びっくりしてしまい、つい後ろを振り返った。
そこに立っていたのは……白い髪の人物だった。
そして、頭から、猫の耳と兎の耳が生え、片手が犬、もう片方の手が人間のように見えた。
あれ? こ、この人……どこかで見たような……。
『これが……ダイヤ陛下……』
『結構お若い国王なんだね』
『若いかなぁ? アタシが聞いた限りだと……420代って聞いた気がするけど……』
こ、この人……まさか……。
「だ、だだだだ……ダイヤ陛下!?」
リンは大声を上げ……その人物の前で、無意識に跪いた。
そう、この人は……前にキセノンが似顔絵を描いてくれた……サンルートの国王、『ダイヤ・サンルート』にそっくりだった。
……いや、そっくりじゃない、名札には「サンルート」と書かれている……サンルートの国王陛下はみんなの話を聞く限り、サンルートの象徴……安易に国の名前であり、王の名字である名前を名札に使用するなんて考えられない。

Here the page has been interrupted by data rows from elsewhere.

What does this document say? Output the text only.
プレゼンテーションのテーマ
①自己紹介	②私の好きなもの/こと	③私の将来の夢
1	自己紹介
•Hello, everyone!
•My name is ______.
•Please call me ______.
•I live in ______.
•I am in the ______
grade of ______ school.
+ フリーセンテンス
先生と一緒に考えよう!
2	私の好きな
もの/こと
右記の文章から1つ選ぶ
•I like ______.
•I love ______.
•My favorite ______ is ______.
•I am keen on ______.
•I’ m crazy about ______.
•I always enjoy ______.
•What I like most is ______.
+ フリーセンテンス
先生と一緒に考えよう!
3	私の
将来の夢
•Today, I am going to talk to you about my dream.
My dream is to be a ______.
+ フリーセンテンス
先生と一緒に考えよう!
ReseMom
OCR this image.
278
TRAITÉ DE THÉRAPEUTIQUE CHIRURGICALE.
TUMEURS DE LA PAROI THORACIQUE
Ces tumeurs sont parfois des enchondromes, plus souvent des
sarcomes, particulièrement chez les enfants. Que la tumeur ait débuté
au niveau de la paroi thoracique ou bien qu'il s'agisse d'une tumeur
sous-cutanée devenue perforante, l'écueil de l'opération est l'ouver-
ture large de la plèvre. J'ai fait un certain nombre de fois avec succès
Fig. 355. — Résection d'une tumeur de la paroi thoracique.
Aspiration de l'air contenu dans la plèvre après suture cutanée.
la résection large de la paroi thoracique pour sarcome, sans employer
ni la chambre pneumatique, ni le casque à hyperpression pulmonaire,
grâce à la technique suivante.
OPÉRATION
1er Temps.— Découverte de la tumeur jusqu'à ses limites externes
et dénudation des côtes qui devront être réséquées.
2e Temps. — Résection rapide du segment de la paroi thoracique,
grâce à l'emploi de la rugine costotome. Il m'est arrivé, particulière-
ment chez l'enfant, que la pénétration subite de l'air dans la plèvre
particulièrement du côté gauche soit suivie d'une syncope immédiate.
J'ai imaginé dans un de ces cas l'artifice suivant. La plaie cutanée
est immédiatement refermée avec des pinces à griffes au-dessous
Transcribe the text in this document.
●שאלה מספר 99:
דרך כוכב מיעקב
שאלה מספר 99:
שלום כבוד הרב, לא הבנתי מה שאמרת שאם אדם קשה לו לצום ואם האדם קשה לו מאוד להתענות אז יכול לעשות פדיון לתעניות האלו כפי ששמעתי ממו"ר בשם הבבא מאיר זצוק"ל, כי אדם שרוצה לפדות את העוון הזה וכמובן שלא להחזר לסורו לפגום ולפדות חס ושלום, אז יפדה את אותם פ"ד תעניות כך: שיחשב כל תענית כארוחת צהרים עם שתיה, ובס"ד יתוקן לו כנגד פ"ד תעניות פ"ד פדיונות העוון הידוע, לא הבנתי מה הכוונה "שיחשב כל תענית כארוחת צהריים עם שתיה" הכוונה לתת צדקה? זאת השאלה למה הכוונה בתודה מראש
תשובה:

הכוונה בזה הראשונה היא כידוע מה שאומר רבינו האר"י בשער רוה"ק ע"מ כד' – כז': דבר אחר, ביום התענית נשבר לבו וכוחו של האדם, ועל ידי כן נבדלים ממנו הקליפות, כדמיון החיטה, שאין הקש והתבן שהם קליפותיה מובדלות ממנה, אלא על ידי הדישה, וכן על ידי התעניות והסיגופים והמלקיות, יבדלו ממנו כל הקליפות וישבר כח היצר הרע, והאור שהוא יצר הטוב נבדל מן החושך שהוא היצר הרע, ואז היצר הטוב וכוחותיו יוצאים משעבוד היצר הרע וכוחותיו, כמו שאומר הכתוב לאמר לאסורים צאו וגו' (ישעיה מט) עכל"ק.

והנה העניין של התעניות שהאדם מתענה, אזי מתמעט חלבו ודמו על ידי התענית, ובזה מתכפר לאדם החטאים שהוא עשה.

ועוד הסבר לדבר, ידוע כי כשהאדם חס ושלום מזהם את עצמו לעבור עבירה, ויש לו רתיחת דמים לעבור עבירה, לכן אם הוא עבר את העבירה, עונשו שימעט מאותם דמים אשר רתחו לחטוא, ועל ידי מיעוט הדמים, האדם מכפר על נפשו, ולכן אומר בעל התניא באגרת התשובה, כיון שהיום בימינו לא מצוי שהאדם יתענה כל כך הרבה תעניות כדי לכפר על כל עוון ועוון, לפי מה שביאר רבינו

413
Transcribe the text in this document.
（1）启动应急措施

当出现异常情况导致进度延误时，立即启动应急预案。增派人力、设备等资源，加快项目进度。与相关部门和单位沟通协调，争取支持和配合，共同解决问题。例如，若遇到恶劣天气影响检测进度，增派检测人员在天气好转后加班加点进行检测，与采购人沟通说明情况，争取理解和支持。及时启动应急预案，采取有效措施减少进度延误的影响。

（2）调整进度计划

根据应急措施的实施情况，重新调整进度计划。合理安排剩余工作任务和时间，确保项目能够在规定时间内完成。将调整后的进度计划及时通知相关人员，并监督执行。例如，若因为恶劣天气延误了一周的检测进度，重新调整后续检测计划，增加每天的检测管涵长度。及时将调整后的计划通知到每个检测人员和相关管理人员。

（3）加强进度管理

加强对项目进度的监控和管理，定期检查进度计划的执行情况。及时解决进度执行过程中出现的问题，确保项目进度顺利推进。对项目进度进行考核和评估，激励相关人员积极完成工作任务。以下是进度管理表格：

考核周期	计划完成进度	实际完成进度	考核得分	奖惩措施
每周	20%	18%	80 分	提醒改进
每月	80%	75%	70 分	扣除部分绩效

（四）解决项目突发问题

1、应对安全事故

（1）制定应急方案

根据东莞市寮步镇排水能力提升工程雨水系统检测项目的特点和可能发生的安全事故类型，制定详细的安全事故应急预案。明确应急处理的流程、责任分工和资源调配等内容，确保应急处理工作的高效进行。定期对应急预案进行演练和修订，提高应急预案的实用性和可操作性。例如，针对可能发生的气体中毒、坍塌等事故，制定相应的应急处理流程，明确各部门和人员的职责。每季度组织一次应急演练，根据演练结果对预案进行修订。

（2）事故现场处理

「よしたまえ、もう余は陛下などではない……このスーパーの従業員だ」
サンルート陛下は……リンに向かって前かがみになり、そんなことを言った。
リンの耳には陛下の言葉が聞こえていると思われるが……立ち上がることはなかった。
ど、どうしよう……他のお客さんは、私たちを白い目で見ている……そうだ。
「あ、あの……本当に、サンルートの国王……なんですか?」
私が陛下に質問をすると……陛下は、驚いた表情で私を見つめ、両手で私の手を掴んだ。
「あ、貴方は……あの時の!!」
「……え?」
陛下はまるで私を命の恩人かのような言葉を発した。
……あの時? あの時って……どの時?
「し、失礼ですが……私たち、初対面では?」
「あぁ……そういえば……訳を話さないとな、ちょ、ちょっと店の外まで来てくれないか? その連れも一緒に!」
「え!? えぇ……いいですけど」
「よし! ついて来てくれ!」
私はリンを立ち上がらせ、陛下と共に店を出た。